An Incomplete List of Things I Learnt In The Last Five Months:

1)      Deeds really do bear consequences
2)      The consequences more often than not turn out to be in exact opposition to what we expect or desire
3)      Contrary to some popular new-age beliefs, we aren’t always able to create our own reality. There are occurrences that our stuck-up minds simply cannot control. Learning to surrender comes in handy than.
4)      Impermanence of phenomena is a FACT, not just a flashy slogan-material to quote to one’s lovers for the sake of sounding cool. And, impermanence HURTS like hell.
5)      Not to take things for granted. Cliched much? Not to be the arrogant, up myself, nonchalant – and naïve- bitch who acts as if the world should tiptoe around her.
6)      As per continuation on more positive note: to be grateful for what you’ve got.
7)      To appreciate my family’s selfless love for me and generosity.
8)      One has a relentless capacity for falling down and getting up again. A blatant strength of spirit, or potential for survival,
9)      And you’ve got to keep trying.
10)  Antidepressants are a crap cure for grief and loss, but

What I Am Hoping To Learn (Soon):

1)      Time is DA (healing) BOMB (tinged with good amount of soul-care).

Alas.

Thursday, 5 May 2011

Stalking a pigeon

"Kardelen pauses, and enquires, "Do you know what is the most difficult thing in the world?"
Rustem Bey scratches the side of his nose and replies,
"Stalking a pigeon."
Kardelen looks at him as if he's gone mad, and the aga explains,
"They always see you, and they always fly off."
"I see," says Kardelen, curling her lip. "I suppose I wouldn't know about such...country matters."
She pauses for rhetorical effect (...)" Birds Without Wings, de Bernieres


This year's blog, it better last.
I'm not eaxactly sure how many of them I have created and then abandoned mid-sentence in the abyss of the web, as I inevitably got bored or ran out of things to say. But this one, oh, it's a serious cause. Blog with a purpose. A travel blog. Of sorts. I travel quite frequently, or so some seem to accuse me of. For me, of course, it's way to rarely. When I'm on the road, I usually torment my love-me-long-time friends with lengthy group e-mails filled with descriptions of places only I find captivating, or situations that noone but me has considered amusing. From now on, I'm gonna dump it all here.

Enter Israel. I'm going there in 2 weeks. Yay! Reasons for going:
Reason 1: I have some time to kill and no clue what the hell else I could do.
Reason 2: I really want to get some volunteering under my belt.
Reason 3: "Jerusalem, if I forget you, let my right hand forget what it's supposed to do" 
Reason 4: I honestly deserve to have some fun...and hang on, why do I expect to find joie de vivre in a religious land threatened by wars such as Israel?

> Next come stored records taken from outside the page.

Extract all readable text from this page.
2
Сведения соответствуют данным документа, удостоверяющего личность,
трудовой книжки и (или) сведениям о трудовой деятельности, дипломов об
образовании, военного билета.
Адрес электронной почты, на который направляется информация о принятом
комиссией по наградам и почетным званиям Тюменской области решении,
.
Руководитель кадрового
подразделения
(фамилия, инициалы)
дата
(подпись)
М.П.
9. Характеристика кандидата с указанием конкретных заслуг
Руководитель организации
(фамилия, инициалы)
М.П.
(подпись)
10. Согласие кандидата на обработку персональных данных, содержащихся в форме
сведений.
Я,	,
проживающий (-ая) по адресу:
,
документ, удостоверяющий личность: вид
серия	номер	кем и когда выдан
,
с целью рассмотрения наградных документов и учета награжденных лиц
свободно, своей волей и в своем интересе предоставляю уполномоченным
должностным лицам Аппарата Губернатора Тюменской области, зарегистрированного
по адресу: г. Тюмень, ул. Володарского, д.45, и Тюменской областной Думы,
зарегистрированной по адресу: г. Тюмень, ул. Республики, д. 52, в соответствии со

Intuition? Cellular memory? Cognitive-behavioural conditioning? Yep, that one. I've been before and fun was had.

What happened to the first half of the year anyway? Honestly, it's been some seriously crappy times. I fled Sydney at the end of February, just as the sticky heat was about to turn my brains into pudding. I gave my boss 3 days notice. I didn't have to worry about my flat thank god - I had been homeless for nearly two months by then. My love relationships dissolved, my career burned out, I was exhausted and unhappy - depressed even. Oh and did I mention the heat?

 
So I boarded the plane and crossed the (metaphorical) 7 seas to enscone myself in the safe coccoon of my parents' home in Poland. Right back into the womb. My parents have been fantastic. I've had no obligations, no money stresses, but abundance of time to sulk and feel sorry for my messed up-self. In consequence I wallowed in depression for as long as I could, until one day I woke up so bored with myself, that I got up and said ok let's get on with it.

Or something.

Ever since, I've been trying to love myself a little. It's like stalking a pigeon, as it keeps flying off when I get a bit closer; but, you know, I keep trying.